RICHMOND football director Greg Miller doesn’t hide from the fact that last week’s loss was disappointing, but thinks perspective is needed in examining a match that occurred before the weather has even turned cool.
"As far as we are concerned, sure we are disappointed in the result — it is not something that we would have liked at this time of the year — but putting things into perspective, obviously we are very pleased with our training, we are very pleased with how the club is going and we expect that to carry over to the main season," Miller said.
"The main objective of every team over summer these days is to get a solid base into as many players as you can. So there is no complaints, we have got a solid base for the majority of our players. Trent Crotchin, he is about the only one (who hasn’t), there have been a few who have had slight interruptions but we have had a good summer.
"I couldn’t tell you the same thing this time last year, when we had the Browns and the Coughlans and the Simmonds, these guys out. We are pleased with our summer."
Cotchin, the club’s highly rated No. 2 draft pick, was this month added to the long-term injury list with stress fractures of the feet. Despite rumours the classy midfielder could miss a sizeable chunk of his first season, Miller said he would be available from round three.
Recruiting has been a major cause of Richmond angst in recent years. The poaching of the highly respected Craig Cameron from Melbourne over the summer provides some light at the end of the tunnel for supporters still angry with the selection of Richard Tambling ahead of Lance Franklin in the 2004 draft.
After claiming last year’s wooden spoon, the Tigers have hardly been spotted all summer. Usually one of the most high-profile coaches in the competition, Wallace has honoured a request from his players in spending much of the summer in the background, as other issues such as the expansion of the competition, the fate of the Kangaroos, Ben Cousins and drugs in sport have dominated the headlines.

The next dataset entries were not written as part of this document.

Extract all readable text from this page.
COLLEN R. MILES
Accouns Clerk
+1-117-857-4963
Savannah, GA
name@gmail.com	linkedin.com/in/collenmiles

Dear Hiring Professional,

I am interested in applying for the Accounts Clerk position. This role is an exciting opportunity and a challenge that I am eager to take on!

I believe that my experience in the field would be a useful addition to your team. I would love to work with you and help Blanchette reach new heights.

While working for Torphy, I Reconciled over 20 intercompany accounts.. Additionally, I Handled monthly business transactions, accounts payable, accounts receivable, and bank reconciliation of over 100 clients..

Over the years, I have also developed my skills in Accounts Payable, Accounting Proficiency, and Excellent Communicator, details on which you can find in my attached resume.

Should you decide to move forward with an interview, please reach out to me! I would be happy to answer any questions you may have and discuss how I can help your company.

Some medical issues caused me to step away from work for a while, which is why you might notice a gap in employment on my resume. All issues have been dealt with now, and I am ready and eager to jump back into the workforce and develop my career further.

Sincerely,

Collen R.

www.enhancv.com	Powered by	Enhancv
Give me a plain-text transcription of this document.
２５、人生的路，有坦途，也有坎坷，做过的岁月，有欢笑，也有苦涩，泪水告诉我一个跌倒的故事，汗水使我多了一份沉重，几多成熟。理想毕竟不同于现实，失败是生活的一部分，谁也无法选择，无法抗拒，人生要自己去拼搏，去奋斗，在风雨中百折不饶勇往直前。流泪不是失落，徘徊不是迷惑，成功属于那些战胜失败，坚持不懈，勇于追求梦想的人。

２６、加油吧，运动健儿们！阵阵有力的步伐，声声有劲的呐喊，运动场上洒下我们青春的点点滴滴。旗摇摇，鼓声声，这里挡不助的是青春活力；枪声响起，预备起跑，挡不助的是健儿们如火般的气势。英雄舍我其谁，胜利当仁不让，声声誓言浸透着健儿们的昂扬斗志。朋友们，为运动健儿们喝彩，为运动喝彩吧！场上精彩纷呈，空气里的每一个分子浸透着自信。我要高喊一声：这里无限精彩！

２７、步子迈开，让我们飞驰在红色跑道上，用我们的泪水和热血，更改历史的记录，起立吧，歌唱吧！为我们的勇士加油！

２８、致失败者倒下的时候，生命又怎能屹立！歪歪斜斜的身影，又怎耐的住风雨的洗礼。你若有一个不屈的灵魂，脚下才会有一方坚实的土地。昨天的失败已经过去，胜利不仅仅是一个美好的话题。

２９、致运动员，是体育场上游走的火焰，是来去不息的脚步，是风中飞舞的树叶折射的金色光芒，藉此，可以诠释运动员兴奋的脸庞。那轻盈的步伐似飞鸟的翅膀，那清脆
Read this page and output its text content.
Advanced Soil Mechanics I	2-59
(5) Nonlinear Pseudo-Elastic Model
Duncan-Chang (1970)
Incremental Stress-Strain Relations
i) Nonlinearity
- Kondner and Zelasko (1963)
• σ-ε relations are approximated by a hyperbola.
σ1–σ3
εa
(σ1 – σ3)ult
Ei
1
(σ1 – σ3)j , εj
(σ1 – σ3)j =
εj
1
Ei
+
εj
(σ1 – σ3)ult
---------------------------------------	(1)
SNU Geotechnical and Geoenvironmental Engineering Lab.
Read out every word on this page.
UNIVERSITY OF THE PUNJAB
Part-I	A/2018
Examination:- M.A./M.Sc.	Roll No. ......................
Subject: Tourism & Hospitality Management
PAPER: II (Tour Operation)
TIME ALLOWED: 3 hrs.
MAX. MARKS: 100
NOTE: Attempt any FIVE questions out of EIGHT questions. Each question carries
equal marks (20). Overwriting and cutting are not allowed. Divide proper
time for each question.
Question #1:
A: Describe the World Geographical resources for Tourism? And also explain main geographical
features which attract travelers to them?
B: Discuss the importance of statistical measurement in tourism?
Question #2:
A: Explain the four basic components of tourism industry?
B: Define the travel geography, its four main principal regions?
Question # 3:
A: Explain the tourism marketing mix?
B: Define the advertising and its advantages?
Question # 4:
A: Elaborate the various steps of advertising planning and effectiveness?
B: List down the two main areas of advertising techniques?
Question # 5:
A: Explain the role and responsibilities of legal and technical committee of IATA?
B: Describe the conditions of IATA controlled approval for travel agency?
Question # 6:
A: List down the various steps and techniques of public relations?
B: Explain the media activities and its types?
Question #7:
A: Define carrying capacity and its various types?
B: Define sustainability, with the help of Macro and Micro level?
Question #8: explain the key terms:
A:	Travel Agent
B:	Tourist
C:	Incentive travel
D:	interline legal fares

Miller is adamant there will be no big headlines out of Punt Road before the real season starts. "We will let our onfield (performances) do the talking, it’s as simple as that. There won’t be any comments about anything and the Richmond faithful will have to wait for round one," said Miller.
"We didn’t do it in round one of the NAB Cup but we look forward to doing it in round one of the premiership season. When it counts."